Ingeborg scrolled her phone. ‘The Ministry of Justice inquiry into the incident concluded that the kidnap was coordinated with the riot in an attempt to stage an escape by one or more of the inmates. That’s all it says here.’

‘And you had nothing to do with it?’ Diamond said to Joe.

‘You heard what she just read out,’ Joe said. ‘Did you hear my name?’

‘That’s only a summary. The fact that you were transferred to another prison begs the question.’

‘Weren’t you listening? We was all shipped out, the whole bang shoot.’

‘How much was added to your sentence?’

‘Not one day. You can bet your life they would have thrown the book at me if they could.’

‘Who was behind the riot, then?’

‘Why ask me? I was out of it.’

‘I expect you were questioned later by the inquiry team.’

‘They came out to Horfield and saw me and some others.’

‘There must have been a suspicion that you were the man all this was arranged for — the one the rioters wanted to spring.’

‘Why do you say that?’

‘Now come on, Joe. Don’t play the innocent. You’re the main man wherever you go.’

‘My bad luck, ain’t it?’

He was going to go on denying any part in the incident however long they questioned him. There was no specific evidence that the Bream riot had any connection with the body in the hypocaust. Diamond returned to the line of enquiry he’d originally meant to pursue. ‘I’m thinking your release from prison creates a problem for your old rival, Sid Felix.’

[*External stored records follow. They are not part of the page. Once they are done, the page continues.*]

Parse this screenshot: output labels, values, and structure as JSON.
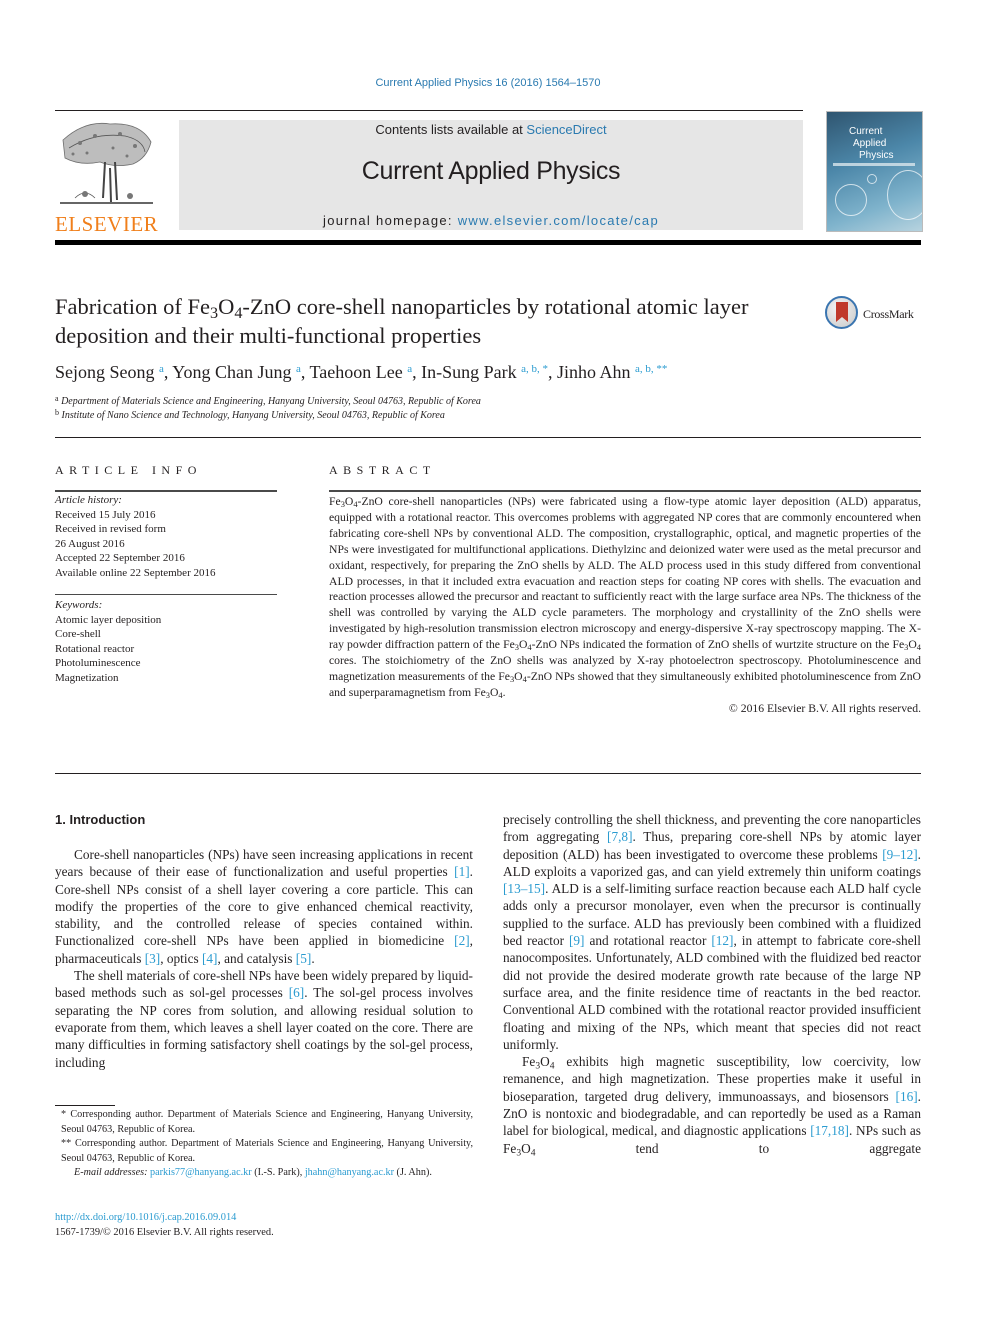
{
  "header": {
    "journal_ref": "Current Applied Physics 16 (2016) 1564–1570",
    "contents_prefix": "Contents lists available at ",
    "contents_link": "ScienceDirect",
    "journal_name": "Current Applied Physics",
    "homepage_prefix": "journal homepage: ",
    "homepage_link": "www.elsevier.com/locate/cap",
    "publisher_logo": "ELSEVIER",
    "cover": {
      "title_lines": [
        "Current",
        "Applied",
        "Physics"
      ]
    },
    "crossmark_label": "CrossMark"
  },
  "article": {
    "title_part1": "Fabrication of Fe",
    "title_sub1": "3",
    "title_part2": "O",
    "title_sub2": "4",
    "title_part3": "-ZnO core-shell nanoparticles by rotational atomic layer deposition and their multi-functional properties",
    "authors": [
      {
        "name": "Sejong Seong",
        "marks": "a"
      },
      {
        "name": "Yong Chan Jung",
        "marks": "a"
      },
      {
        "name": "Taehoon Lee",
        "marks": "a"
      },
      {
        "name": "In-Sung Park",
        "marks": "a, b, *"
      },
      {
        "name": "Jinho Ahn",
        "marks": "a, b, **"
      }
    ],
    "affiliations": [
      {
        "mark": "a",
        "text": "Department of Materials Science and Engineering, Hanyang University, Seoul 04763, Republic of Korea"
      },
      {
        "mark": "b",
        "text": "Institute of Nano Science and Technology, Hanyang University, Seoul 04763, Republic of Korea"
      }
    ]
  },
  "article_info": {
    "heading": "ARTICLE INFO",
    "history_label": "Article history:",
    "history": [
      "Received 15 July 2016",
      "Received in revised form",
      "26 August 2016",
      "Accepted 22 September 2016",
      "Available online 22 September 2016"
    ],
    "keywords_label": "Keywords:",
    "keywords": [
      "Atomic layer deposition",
      "Core-shell",
      "Rotational reactor",
      "Photoluminescence",
      "Magnetization"
    ]
  },
  "abstract": {
    "heading": "ABSTRACT",
    "s1": "-ZnO core-shell nanoparticles (NPs) were fabricated using a flow-type atomic layer deposition (ALD) apparatus, equipped with a rotational reactor. This overcomes problems with aggregated NP cores that are commonly encountered when fabricating core-shell NPs by conventional ALD. The composition, crystallographic, optical, and magnetic properties of the NPs were investigated for multifunctional applications. Diethylzinc and deionized water were used as the metal precursor and oxidant, respectively, for preparing the ZnO shells by ALD. The ALD process used in this study differed from conventional ALD processes, in that it included extra evacuation and reaction steps for coating NP cores with shells. The evacuation and reaction processes allowed the precursor and reactant to sufficiently react with the large surface area NPs. The thickness of the shell was controlled by varying the ALD cycle parameters. The morphology and crystallinity of the ZnO shells were investigated by high-resolution transmission electron microscopy and energy-dispersive X-ray spectroscopy mapping. The X-ray powder diffraction pattern of the ",
    "s2": "-ZnO NPs indicated the formation of ZnO shells of wurtzite structure on the ",
    "s3": " cores. The stoichiometry of the ZnO shells was analyzed by X-ray photoelectron spectroscopy. Photoluminescence and magnetization measurements of the ",
    "s4": "-ZnO NPs showed that they simultaneously exhibited photoluminescence from ZnO and superparamagnetism from ",
    "s5": ".",
    "copyright": "© 2016 Elsevier B.V. All rights reserved."
  },
  "body": {
    "intro_heading": "1.  Introduction",
    "p1": {
      "a": "Core-shell nanoparticles (NPs) have seen increasing applications in recent years because of their ease of functionalization and useful properties ",
      "c1": "[1]",
      "b": ". Core-shell NPs consist of a shell layer covering a core particle. This can modify the properties of the core to give enhanced chemical reactivity, stability, and the controlled release of species contained within. Functionalized core-shell NPs have been applied in biomedicine ",
      "c2": "[2]",
      "c": ", pharmaceuticals ",
      "c3": "[3]",
      "d": ", optics ",
      "c4": "[4]",
      "e": ", and catalysis ",
      "c5": "[5]",
      "f": "."
    },
    "p2": {
      "a": "The shell materials of core-shell NPs have been widely prepared by liquid-based methods such as sol-gel processes ",
      "c6": "[6]",
      "b": ". The sol-gel process involves separating the NP cores from solution, and allowing residual solution to evaporate from them, which leaves a shell layer coated on the core. There are many difficulties in forming satisfactory shell coatings by the sol-gel process, including"
    },
    "p3": {
      "a": "precisely controlling the shell thickness, and preventing the core nanoparticles from aggregating ",
      "c78": "[7,8]",
      "b": ". Thus, preparing core-shell NPs by atomic layer deposition (ALD) has been investigated to overcome these problems ",
      "c912": "[9–12]",
      "c": ". ALD exploits a vaporized gas, and can yield extremely thin uniform coatings ",
      "c1315": "[13–15]",
      "d": ". ALD is a self-limiting surface reaction because each ALD half cycle adds only a precursor monolayer, even when the precursor is continually supplied to the surface. ALD has previously been combined with a fluidized bed reactor ",
      "c9": "[9]",
      "e": " and rotational reactor ",
      "c12": "[12]",
      "f": ", in attempt to fabricate core-shell nanocomposites. Unfortunately, ALD combined with the fluidized bed reactor did not provide the desired moderate growth rate because of the large NP surface area, and the finite residence time of reactants in the bed reactor. Conventional ALD combined with the rotational reactor provided insufficient floating and mixing of the NPs, which meant that species did not react uniformly."
    },
    "p4": {
      "a": " exhibits high magnetic susceptibility, low coercivity, low remanence, and high magnetization. These properties make it useful in bioseparation, targeted drug delivery, immunoassays, and biosensors ",
      "c16": "[16]",
      "b": ". ZnO is nontoxic and biodegradable, and can reportedly be used as a Raman label for biological, medical, and diagnostic applications ",
      "c1718": "[17,18]",
      "c": ". NPs such as ",
      "d": " tend to aggregate"
    }
  },
  "chem": {
    "fe": "Fe",
    "three": "3",
    "o": "O",
    "four": "4"
  },
  "footnotes": {
    "star1": "* Corresponding author. Department of Materials Science and Engineering, Hanyang University, Seoul 04763, Republic of Korea.",
    "star2": "** Corresponding author. Department of Materials Science and Engineering, Hanyang University, Seoul 04763, Republic of Korea.",
    "email_label": "E-mail addresses: ",
    "email1": "parkis77@hanyang.ac.kr",
    "email1_owner": " (I.-S. Park), ",
    "email2": "jhahn@hanyang.ac.kr",
    "email2_owner": " (J. Ahn).",
    "doi": "http://dx.doi.org/10.1016/j.cap.2016.09.014",
    "issn": "1567-1739/© 2016 Elsevier B.V. All rights reserved."
  },
  "colors": {
    "link": "#2a7ab0",
    "citation": "#2a9bd0",
    "elsevier_orange": "#f07f1b",
    "masthead_bg": "#e6e6e6"
  }
}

‘Him,’ Joe said with scorn.

‘I don’t need to tell you he took advantage while you were banged up. And now you’re a threat.’

‘To that toerag?’ He shook his head.

‘Don’t underestimate him, Joe. The reality is that the pecking order has changed. He runs Bristol and most of Bath now.’

‘Is that supposed to worry me?’

‘Your worries don’t concern us. We’re interested in what’s been worrying Sid Felix, and that’s you, fresh out of prison. He hears about your daughter’s wedding, a good chance to rub you out, and he sends a hitman.’

‘You think so?’

‘It’s one scenario. And you know as well as I do why I was watching your back.’

Joe wasn’t going to pass up this chance of sarcasm. His mean eyes gleamed like drops of molten solder. ‘And the hitman sees you and says Jesus Christ they sent Peter Diamond as a minder. I’m fucked. I’m shaking in my shoes. I’m so scared I’m going to turn the gun on myself.’

Diamond clenched his teeth. ‘Let me repeat the question I asked earlier. Did you shoot the guy in the hypocaust?’

This time, Joe wasn’t caught off guard. ‘Pathetic. Is that the best you can do?’

‘I’m not sure how you managed it, but we have ballistics experts checking that gun as we speak.’

‘On a Sunday morning? Pull the other one.’

‘There’s an autopsy to come. There are people checking the scene for your DNA.’ He moved Claude off his lap and let him take over the warm spot on the sofa. ‘I’ll be back with the evidence, Joe. I’m not a quitter.’